Oscar Pistorius murder trial set to resume

The murder trial of Oscar Pistorius is set to resume in South Africa on Monday after a break to evaluate the athlete’s mental health.

His defence team earlier argued he was suffering from an anxiety disorder when he killed his girlfriend.

A report by experts will help the judge decide how significant this is.

The athlete denies deliberately killing Reeva Steenkamp. He says he shot her accidentally in a state of panic after mistaking her for an intruder.

BBC Africa correspondent Andrew Harding says the experts’ report seems unlikely to alter the course of this trial dramatically – the defence has already acknowledged that Mr Pistorius’s anxiety would not have stopped him knowing right from wrong.

The defence is expected to finish presenting its evidence in the next few days – calling perhaps three more witnesses.

Steenkamp, a 29-year-old model and law graduate, was shot through a toilet door at Oscar Pistorius’s house in Pretoria on Valentine’s Day last year.

The couple had been dating for three months.

The trial was adjourned on May 20 after Judge Thokozile Masipa ordered Pistorius, 27, to undergo a month of tests as an outpatient at Weskoppies psychiatric hospital in Pretoria.

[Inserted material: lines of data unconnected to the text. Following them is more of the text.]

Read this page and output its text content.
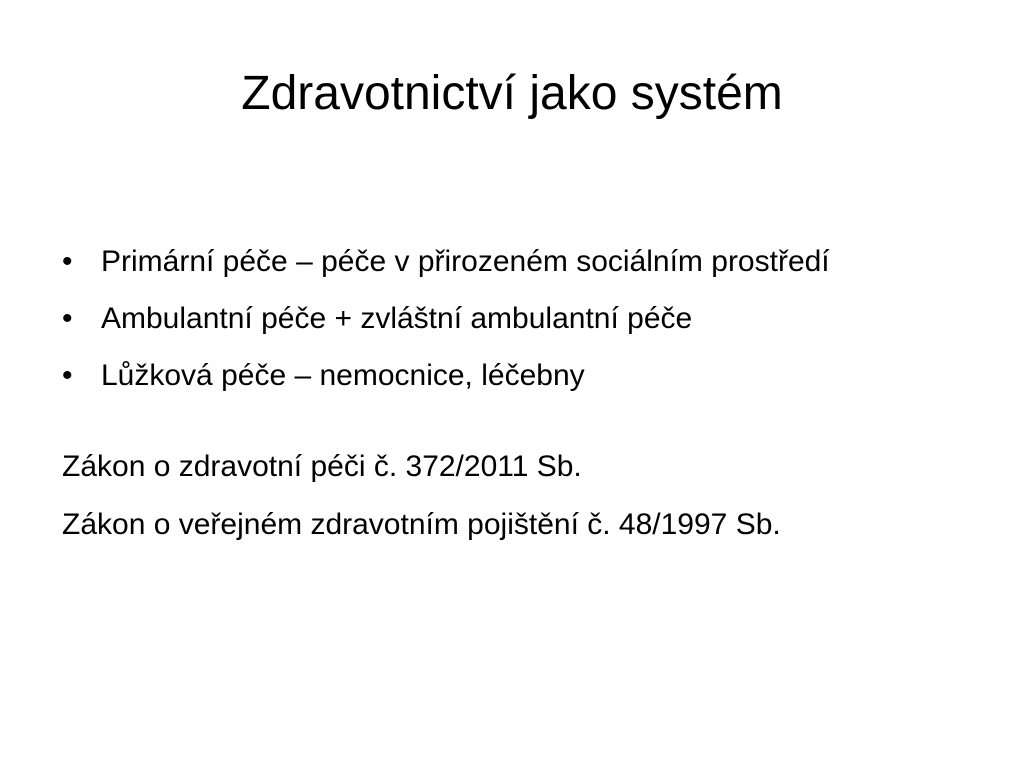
Zdravotnictví jako systém
• Primární péče – péče v přirozeném sociálním prostředí
• Ambulantní péče + zvláštní ambulantní péče
• Lůžková péče – nemocnice, léčebny

Zákon o zdravotní péči č. 372/2011 Sb.

Zákon o veřejném zdravotním pojištění č. 48/1997 Sb.
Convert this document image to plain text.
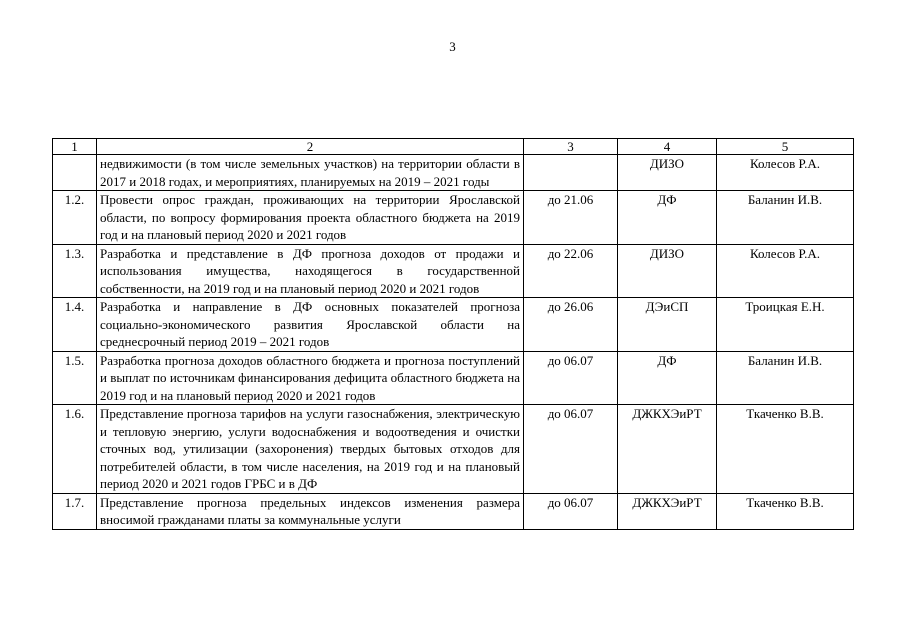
3
1	2	3	4	5
	недвижимости (в том числе земельных участков) на территории области в 2017 и 2018 годах, и мероприятиях, планируемых на 2019 – 2021 годы		ДИЗО	Колесов Р.А.
1.2.	Провести опрос граждан, проживающих на территории Ярославской области, по вопросу формирования проекта областного бюджета на 2019 год и на плановый период 2020 и 2021 годов	до 21.06	ДФ	Баланин И.В.
1.3.	Разработка и представление в ДФ прогноза доходов от продажи и использования имущества, находящегося в государственной собственности, на 2019 год и на плановый период 2020 и 2021 годов	до 22.06	ДИЗО	Колесов Р.А.
1.4.	Разработка и направление в ДФ основных показателей прогноза социально-экономического развития Ярославской области на среднесрочный период 2019 – 2021 годов	до 26.06	ДЭиСП	Троицкая Е.Н.
1.5.	Разработка прогноза доходов областного бюджета и прогноза поступлений и выплат по источникам финансирования дефицита областного бюджета на 2019 год и на плановый период 2020 и 2021 годов	до 06.07	ДФ	Баланин И.В.
1.6.	Представление прогноза тарифов на услуги газоснабжения, электрическую и тепловую энергию, услуги водоснабжения и водоотведения и очистки сточных вод, утилизации (захоронения) твердых бытовых отходов для потребителей области, в том числе населения, на 2019 год и на плановый период 2020 и 2021 годов ГРБС и в ДФ	до 06.07	ДЖКХЭиРТ	Ткаченко В.В.
1.7.	Представление прогноза предельных индексов изменения размера вносимой гражданами платы за коммунальные услуги	до 06.07	ДЖКХЭиРТ	Ткаченко В.В.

The prosecution requested the evaluation after a defence witness said the double amputee was suffering from Generalised Anxiety Disorder.

Four appointed psychiatrists would “inquire into whether the accused by reason of mental illness or mental defect was at the time of the commission of the offence criminally responsible for the offence as charged,” Judge Masipa said.

The team would decide whether he was “capable of appreciating the wrongfulness of his act.”

It was revealed on Friday that one of the experts involved had suffered a heart attack, though this was not expected to delay the trial.

There are no juries at trials in South Africa, so the athlete’s fate will ultimately be decided by the judge, assisted by two assessors.

If found guilty of murder, Pistorius, who went on trial on March 3 this year, could face life imprisonment. If he is acquitted of that charge, the court will consider an alternative charge of culpable homicide, for which he could receive about 15 years in prison.